A review (and endorsement) of William Elliott III and Melinda Lewis’ work The Real College Debt Crisis: How Student Borrowing Threatens Financial Well-Being and Erodes the American Dream
“For these talented but often poor aspiring [students], the American Dream is about being able to buy your parents a home, making their lives better. It can be an intoxicating dream when you see the ones you love suffering, when you know how hard they work every day, when you see in some small way that their dreams are tied up in you.”
These very moving words describe William Elliott III’s experience growing up in a small town outside of Pennsylvania, where the hopes and dreams of social mobility were tied to the success of each student’s achievements. His experience detailed the importance of high school sports, and how for many low-income students—even those innately intellectually talented—high school athleticism is paramount in reaching college. For those blessed enough to excel in these paths of exodus, success means scholarships to elite universities that could lead to jobs previously unattainable by their family. The clout obtained with children in these elite universities not only provides economic opportunities to the student’s family, but to the neighborhood as a whole. However, these are narrow paths, through which few will pass, and their elusiveness serves to dampen the aspirations of the majority, who increasingly doubt their chances. It is with this fervor that Elliott describes his childhood experiences of being asked by neighbors, barbershop owners, friends of the family, and other community members about last night’s game. The community was invested in his well-being because Elliott’s success affirmed their belief that it was, indeed, still possible.

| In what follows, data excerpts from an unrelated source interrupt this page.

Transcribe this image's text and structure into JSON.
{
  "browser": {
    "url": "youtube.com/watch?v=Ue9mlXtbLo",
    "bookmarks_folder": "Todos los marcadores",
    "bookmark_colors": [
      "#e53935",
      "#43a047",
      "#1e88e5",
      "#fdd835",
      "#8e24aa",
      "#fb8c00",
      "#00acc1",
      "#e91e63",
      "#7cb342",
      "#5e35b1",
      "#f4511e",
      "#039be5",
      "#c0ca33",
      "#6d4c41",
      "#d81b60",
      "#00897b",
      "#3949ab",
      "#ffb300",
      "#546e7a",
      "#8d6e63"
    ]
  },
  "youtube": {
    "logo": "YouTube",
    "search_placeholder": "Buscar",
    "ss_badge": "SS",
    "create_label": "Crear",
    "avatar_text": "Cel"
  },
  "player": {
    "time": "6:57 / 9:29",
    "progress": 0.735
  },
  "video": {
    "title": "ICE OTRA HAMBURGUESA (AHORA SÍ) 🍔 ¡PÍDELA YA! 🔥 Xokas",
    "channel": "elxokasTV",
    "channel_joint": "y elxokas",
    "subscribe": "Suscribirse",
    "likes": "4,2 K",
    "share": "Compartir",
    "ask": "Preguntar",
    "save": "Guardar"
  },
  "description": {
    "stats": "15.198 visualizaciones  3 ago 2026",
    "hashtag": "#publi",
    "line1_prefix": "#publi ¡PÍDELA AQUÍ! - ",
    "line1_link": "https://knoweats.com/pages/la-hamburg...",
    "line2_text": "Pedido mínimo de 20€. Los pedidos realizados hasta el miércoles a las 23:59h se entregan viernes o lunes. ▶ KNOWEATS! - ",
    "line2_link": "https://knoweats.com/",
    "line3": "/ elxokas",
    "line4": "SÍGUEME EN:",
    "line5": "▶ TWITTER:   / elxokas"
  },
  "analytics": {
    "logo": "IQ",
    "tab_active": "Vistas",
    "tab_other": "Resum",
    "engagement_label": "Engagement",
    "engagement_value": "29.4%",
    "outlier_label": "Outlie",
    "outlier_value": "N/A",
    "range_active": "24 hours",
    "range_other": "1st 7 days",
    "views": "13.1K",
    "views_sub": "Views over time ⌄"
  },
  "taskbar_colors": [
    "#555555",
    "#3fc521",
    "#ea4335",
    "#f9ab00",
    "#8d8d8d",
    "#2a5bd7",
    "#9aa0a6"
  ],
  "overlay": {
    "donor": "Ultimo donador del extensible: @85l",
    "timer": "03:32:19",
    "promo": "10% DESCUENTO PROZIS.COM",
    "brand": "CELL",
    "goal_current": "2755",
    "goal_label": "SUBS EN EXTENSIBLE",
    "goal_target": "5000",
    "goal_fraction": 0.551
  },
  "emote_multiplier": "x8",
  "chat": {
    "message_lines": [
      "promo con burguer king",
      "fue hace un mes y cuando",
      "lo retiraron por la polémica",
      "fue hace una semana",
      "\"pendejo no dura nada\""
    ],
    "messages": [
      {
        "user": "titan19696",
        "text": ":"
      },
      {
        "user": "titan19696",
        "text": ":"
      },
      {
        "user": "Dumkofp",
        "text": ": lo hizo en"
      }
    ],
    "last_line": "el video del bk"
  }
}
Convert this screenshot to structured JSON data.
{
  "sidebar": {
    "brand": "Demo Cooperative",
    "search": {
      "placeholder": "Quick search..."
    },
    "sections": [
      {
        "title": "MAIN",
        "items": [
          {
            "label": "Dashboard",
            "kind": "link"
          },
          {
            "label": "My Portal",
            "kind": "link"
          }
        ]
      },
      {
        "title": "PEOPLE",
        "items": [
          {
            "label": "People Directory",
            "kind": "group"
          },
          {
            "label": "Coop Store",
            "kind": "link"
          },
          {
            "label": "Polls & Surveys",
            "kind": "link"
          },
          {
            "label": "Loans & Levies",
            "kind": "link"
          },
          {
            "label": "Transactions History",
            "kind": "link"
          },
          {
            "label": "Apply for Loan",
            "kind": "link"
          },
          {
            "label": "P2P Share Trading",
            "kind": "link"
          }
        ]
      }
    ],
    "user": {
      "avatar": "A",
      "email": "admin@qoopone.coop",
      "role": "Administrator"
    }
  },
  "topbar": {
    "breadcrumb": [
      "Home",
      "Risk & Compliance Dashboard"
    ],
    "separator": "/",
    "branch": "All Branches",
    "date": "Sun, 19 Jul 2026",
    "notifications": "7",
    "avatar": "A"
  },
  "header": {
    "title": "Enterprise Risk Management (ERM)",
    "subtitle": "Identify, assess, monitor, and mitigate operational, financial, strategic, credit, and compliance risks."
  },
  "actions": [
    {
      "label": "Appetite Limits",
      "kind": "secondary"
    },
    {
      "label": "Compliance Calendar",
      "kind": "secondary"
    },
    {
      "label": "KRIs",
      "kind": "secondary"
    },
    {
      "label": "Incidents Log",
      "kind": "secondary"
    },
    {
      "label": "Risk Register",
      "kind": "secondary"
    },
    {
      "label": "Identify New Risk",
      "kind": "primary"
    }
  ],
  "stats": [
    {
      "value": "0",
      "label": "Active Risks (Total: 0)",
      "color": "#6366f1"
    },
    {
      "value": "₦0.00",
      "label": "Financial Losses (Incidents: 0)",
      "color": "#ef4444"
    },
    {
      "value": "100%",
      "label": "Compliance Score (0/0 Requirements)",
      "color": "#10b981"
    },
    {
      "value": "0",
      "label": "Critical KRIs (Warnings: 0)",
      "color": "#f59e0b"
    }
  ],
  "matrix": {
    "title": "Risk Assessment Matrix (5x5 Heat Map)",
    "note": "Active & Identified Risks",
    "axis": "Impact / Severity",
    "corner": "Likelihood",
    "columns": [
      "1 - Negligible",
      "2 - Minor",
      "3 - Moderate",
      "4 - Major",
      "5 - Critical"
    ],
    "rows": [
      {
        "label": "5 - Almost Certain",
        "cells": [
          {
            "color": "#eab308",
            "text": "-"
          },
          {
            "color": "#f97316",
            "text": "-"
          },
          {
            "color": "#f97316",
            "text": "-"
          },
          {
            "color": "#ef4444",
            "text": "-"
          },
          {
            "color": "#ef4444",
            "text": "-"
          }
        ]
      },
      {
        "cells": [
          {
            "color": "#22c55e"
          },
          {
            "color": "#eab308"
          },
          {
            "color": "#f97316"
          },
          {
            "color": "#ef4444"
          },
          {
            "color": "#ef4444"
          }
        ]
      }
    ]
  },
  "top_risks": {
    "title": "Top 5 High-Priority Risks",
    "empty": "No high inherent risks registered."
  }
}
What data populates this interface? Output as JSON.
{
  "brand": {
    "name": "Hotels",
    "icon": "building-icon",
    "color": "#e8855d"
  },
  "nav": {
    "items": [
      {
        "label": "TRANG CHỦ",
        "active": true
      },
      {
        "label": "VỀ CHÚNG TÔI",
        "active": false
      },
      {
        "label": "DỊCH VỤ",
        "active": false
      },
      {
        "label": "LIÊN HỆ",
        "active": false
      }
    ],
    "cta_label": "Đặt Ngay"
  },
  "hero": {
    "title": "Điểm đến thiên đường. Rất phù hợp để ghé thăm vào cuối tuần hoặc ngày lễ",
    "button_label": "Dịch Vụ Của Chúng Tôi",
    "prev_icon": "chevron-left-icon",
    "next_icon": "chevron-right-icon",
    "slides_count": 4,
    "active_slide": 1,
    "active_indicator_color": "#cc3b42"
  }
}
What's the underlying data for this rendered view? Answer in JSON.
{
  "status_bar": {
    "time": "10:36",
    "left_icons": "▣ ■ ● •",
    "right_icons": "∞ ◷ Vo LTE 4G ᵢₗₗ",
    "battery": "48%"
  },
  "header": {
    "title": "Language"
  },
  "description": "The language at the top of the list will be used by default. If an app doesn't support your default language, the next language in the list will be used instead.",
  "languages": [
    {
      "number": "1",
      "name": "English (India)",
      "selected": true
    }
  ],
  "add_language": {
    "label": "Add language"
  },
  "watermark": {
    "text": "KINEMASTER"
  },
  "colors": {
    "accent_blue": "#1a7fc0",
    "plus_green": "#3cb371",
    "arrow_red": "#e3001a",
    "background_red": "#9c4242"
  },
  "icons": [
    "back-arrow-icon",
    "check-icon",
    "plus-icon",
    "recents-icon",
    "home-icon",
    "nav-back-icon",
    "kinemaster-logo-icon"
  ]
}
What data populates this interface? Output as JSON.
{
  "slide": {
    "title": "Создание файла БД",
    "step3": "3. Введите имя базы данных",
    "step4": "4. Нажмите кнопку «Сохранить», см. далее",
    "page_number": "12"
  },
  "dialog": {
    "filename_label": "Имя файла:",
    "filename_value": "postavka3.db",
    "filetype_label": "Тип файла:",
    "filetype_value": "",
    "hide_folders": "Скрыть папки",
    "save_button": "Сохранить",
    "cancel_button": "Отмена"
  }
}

In purposeful juxtaposition, co-author Melinda Lewis then presents her path to college and beyond. Rather than the high-stakes role of Elliott’s athleticism in route to college, Lewis explains how she was always expected to attend college and was provided numerous financial opportunities to support her transition through her undergraduate degree, graduate education, and then homeownership and financial stability. Her educational success prior to college was not seen as a way of uplifting her community, but rather a pre-determined portion of her life, a natural occurrence, rather than an exception.
It is these tangible financial differences told through human experience that ground discussions on student loan debt. These narratives encourage the readers to see their own lives within the stories of Elliott and Lewis, in order to understand the larger impact of student loan debt on the financial foundation of socio-economic mobility. Whether one travels a debt-dependent path, such as Elliott, or an asset-empowered path, such as Lewis, makes all of the difference in long-term financial choices like when to buy a house, and how to save for retirement.
These decisions can produce adverse circumstances for those on a debt-dependent path, like so many African American and Latino communities. In comparison to White American households who hold a median of $113,149 in wealth, African American households hold only $5,677 in wealth and Latino families hold only $6,325. In addition, student loan debt just reached $1 trillion for the American public. In real terms, given the financial implications of this indebtedness, this could mean a net loss of roughly $207,890 per household, and a loss of $70,000 in home equity. These numbers do not account for African American and Latino households, who are twice as likely to incur this debt as their White counterparts. In addition to these daunting odds, African American graduates in 2008 also incurred roughly $4,000 more than their White counterparts in student debt. This means that African American families, who hold the least wealth, are more likely to take a debt-dependent path like William Elliott to pursue college, and incur more debt to do so. What Elliott gets at in his work is this inequity in pursuing social mobility, mirrored largely in the racial wealth gap as a whole.
In later chapters, Elliott and Lewis dive into the gritty details of the long-term impacts of student debt, but they encourage us not to give up on education as a whole. As it can often be so easy to ask the question, “is our current education system really working?”, Elliott and Lewis remind us of the benefits that accrue to educated individuals, as well as to the aggregate society, while offering refined policies for the future. What distinguishes this work from others of its kind is the grounding of these policy solutions in the very stories they convey of their own lives. It reminds the reader of how important this work is for those on the debt-dependent path to establishing the financial security they so rightfully deserve. It sustains that exceptionality shouldn’t be the only route out for students in low-income neighborhoods, and that education shouldn’t cost more for those who have the least to give.
In examining our own lives through this lens, Elliott and Lewis challenge readers to address not only our own academic success, but the financial gifts from those who helped us get there, and the potency of this intergenerational wealth transmission. For some, it was the payment of undergraduate loans by family members, for others, the gift of an old family car, for others, a powerful connection that facilitated a promising job opening. These transfers make all the difference in long-term financial stability. By providing those vulnerable to taking on more debt with strategic policies, we level the playing field for those who take the largest financial risk to attend college. By lifting up these policies, we not only work towards an educational system that truly operates as the equitable launching pad it claims, but we diminish the $100,000+ divide between White, African American, and Latino families.